Olaf Kretschmar, CEO Berlin Music Commission (BMC)

Kategorie: Zukunftsköpfe

Olaf Kretschmar, CEO Berlin Music Commission (BMC) © Dan Taylor

Olaf Kretschmar, CEO Berlin Music Commission (BMC) © Dan Taylor

Olaf Kretschmar, CEO Berlin Music Commission (BMC) © Dan Taylor

Die Most Wanted: Music, eine der wichtigsten Konferenzen für die professionelle Musik- und Kreativwirtschaft in Deutschland, wartet auch 2019 mit einigen Neuerungen auf. Projekt Zukunft hat mit Olaf Kretschmar, Veranstalter und CEO der Berlin Music Commission (BMC) darüber gesprochen, was sich seit der ersten Ausgabe getan hat, was Berlin als Musikhauptstadt ausmacht und vor welchen Herausforderung die Branche steht.

Im Jahr 2007 haben Sie die Berlin Music Commission mitgegründet. Wie kam es damals dazu und mit welchem Ziel?

2007 haben sich 17 Unternehmen der Berliner Musikwirtschaft zusammen geschlossen, um in Zeiten des tiefgreifenden Umbruchs und des Zusammenbruchs von Märkten ihre Zukunftschancen zu verbessern. Aus dieser Notgemeinschaft ist schnell ein modernes Branchennetzwerk geworden, welches nicht nur die Interessen der Mitglieder vertritt, sondern an der Organisation des Musikstandortes und der gesamten Branche mitwirkt. Heute befassen wir uns mit Wirtschaftsförderung, Innovation, Musikkultur, Jugend- und Nachwuchsförderung. Wir betreiben das Kompetenzzentrum Musikwirtschaft, führen das Internationalisierungsprogramm Music Ambassador durch, veranstalten die listen to berlin: Awards – einen Berliner Musikpreis – und organisieren das Music-Tech-Format Hybrid Music Lab und natürlich die MW:M

Am 6. und 7. November findet die Most Wanted: Music (MW:M) statt. Die Konferenz gibt es bereits seit 2014. Wie hat sich die MW:M seit ihrem Beginn entwickelt? Was ist heute anders?
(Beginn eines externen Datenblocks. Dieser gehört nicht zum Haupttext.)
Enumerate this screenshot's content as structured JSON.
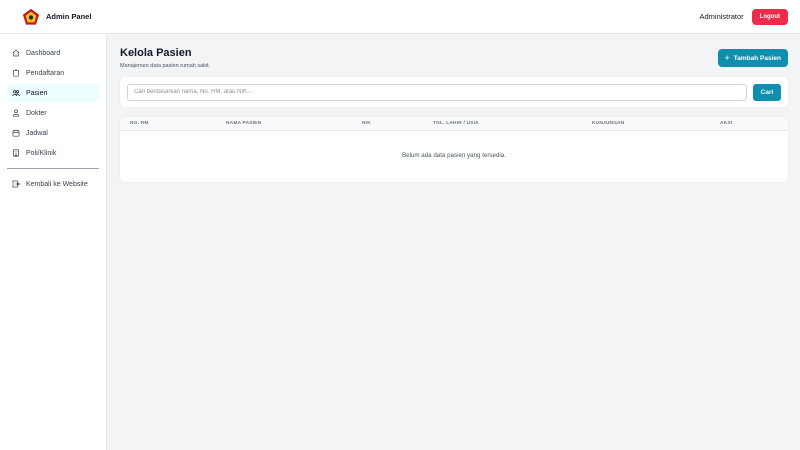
{
  "app": {
    "title": "Admin Panel",
    "user": "Administrator",
    "logout_label": "Logout",
    "accent": "#0e8fae",
    "danger": "#ef2b4c"
  },
  "sidebar": {
    "items": [
      {
        "label": "Dashboard",
        "icon": "home-icon"
      },
      {
        "label": "Pendaftaran",
        "icon": "clipboard-icon"
      },
      {
        "label": "Pasien",
        "icon": "users-icon",
        "active": true
      },
      {
        "label": "Dokter",
        "icon": "doctor-icon"
      },
      {
        "label": "Jadwal",
        "icon": "calendar-icon"
      },
      {
        "label": "Poli/Klinik",
        "icon": "building-icon"
      }
    ],
    "back_label": "Kembali ke Website"
  },
  "page": {
    "title": "Kelola Pasien",
    "subtitle": "Manajemen data pasien rumah sakit.",
    "add_label": "Tambah Pasien"
  },
  "search": {
    "placeholder": "Cari berdasarkan nama, No. RM, atau NIK...",
    "button_label": "Cari"
  },
  "table": {
    "columns": [
      "NO. RM",
      "NAMA PASIEN",
      "NIK",
      "TGL. LAHIR / USIA",
      "KUNJUNGAN",
      "AKSI"
    ],
    "empty_text": "Belum ada data pasien yang tersedia."
  }
}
Auf der ersten MW:M hatten wir 200 Gäste, heute ist das Format international aufgestellt und zieht bis zu 2.000 Teilnehmer*innen an, von denen mindestens ein Drittel aus aller Welt kommt. Gestartet waren wir mit den klassischen Themen des Musikbiz. Ein Schwerpunkt war z.B. das Thema „Sync“, also der Einsatz von Musik in Film, Werbung oder Games. Schnell wurde uns aber klar, dass die Musik aus der Opferrolle raus musste und in einer offenen, inkludierenden und gut vernetzten Aufstellung ein Treiber für technologischen Fortschritt sein kann. Die größten Herausforderungen liegen heute in der aktiven Gestaltung der Digitalisierung – das bildet die MW:M mit einem entsprechenden Fokus ab.

Zugleich haben wir einen sozialen Blick auf Musik etabliert und untersuchen die Wechselwirkungen zwischen Musik und Gesellschaft. Wir befassen uns mit „The Value of Music“, also dem finanziellen und soziokulturellen Wert von Musik und mit „Social Impact of Music“. Beispielsweise untersucht Scott Cohen von Warner Music Group das Thema „What is the Real Value of Music?” und stellt uns die Frage, welchen Wert Musik heute hat und welche Wertegerüste hinter unseren digitalen Businessideen stehen.

Was hat es mit dem Motto „A better, modern, weirder music convention“ auf sich? Was macht diese Ausgabe besonders?

Bei MW:M geht es immer auch um einen Perspektivwechsel und um die Sichtbarmachung von Herausforderungen der Zukunft. In diesem Jahr legen wir einen besonderen Fokus auf Nachhaltigkeit & Diversität in der Musikbranche. Zugleich experimentieren wir mit neuen Methoden des Know-How-Transfers und mit neuen Formen der Vernetzung. MW:M ist sehr interaktiv, Panels und Talks sind eher kurz, aber es gibt eine Vielzahl von Formaten des Austauschs der Teilnehmer*innen untereinander, von niedrigschwelligen Networkings und des kollektiven Arbeitens. Zum Beispiel können Gäste bei unserem Format „Meet the Expert!“ zu verschiedenen Themen tiefschürfende Einzelgespräche führen. Außerdem gibt es in diesem Jahr das neue Format „Lunch Buddies“ – hier werden die Leute als Gourmets themengebunden zusammengesetzt und können sich beim gemeinsamen Mittagessen vernetzen. Für frühe Vögel bieten wir mit den „Most Wanted: Walks!“, sozusagen einen "NetWalk", an – ein morgendlicher Spaziergang durch’s Berliner Zentrum für den inspirierten Start in den zweiten Konferenztag. Darauf folgt dann mit dem Musikalischen Frühschoppen ein weiteres Vernetzungsformat.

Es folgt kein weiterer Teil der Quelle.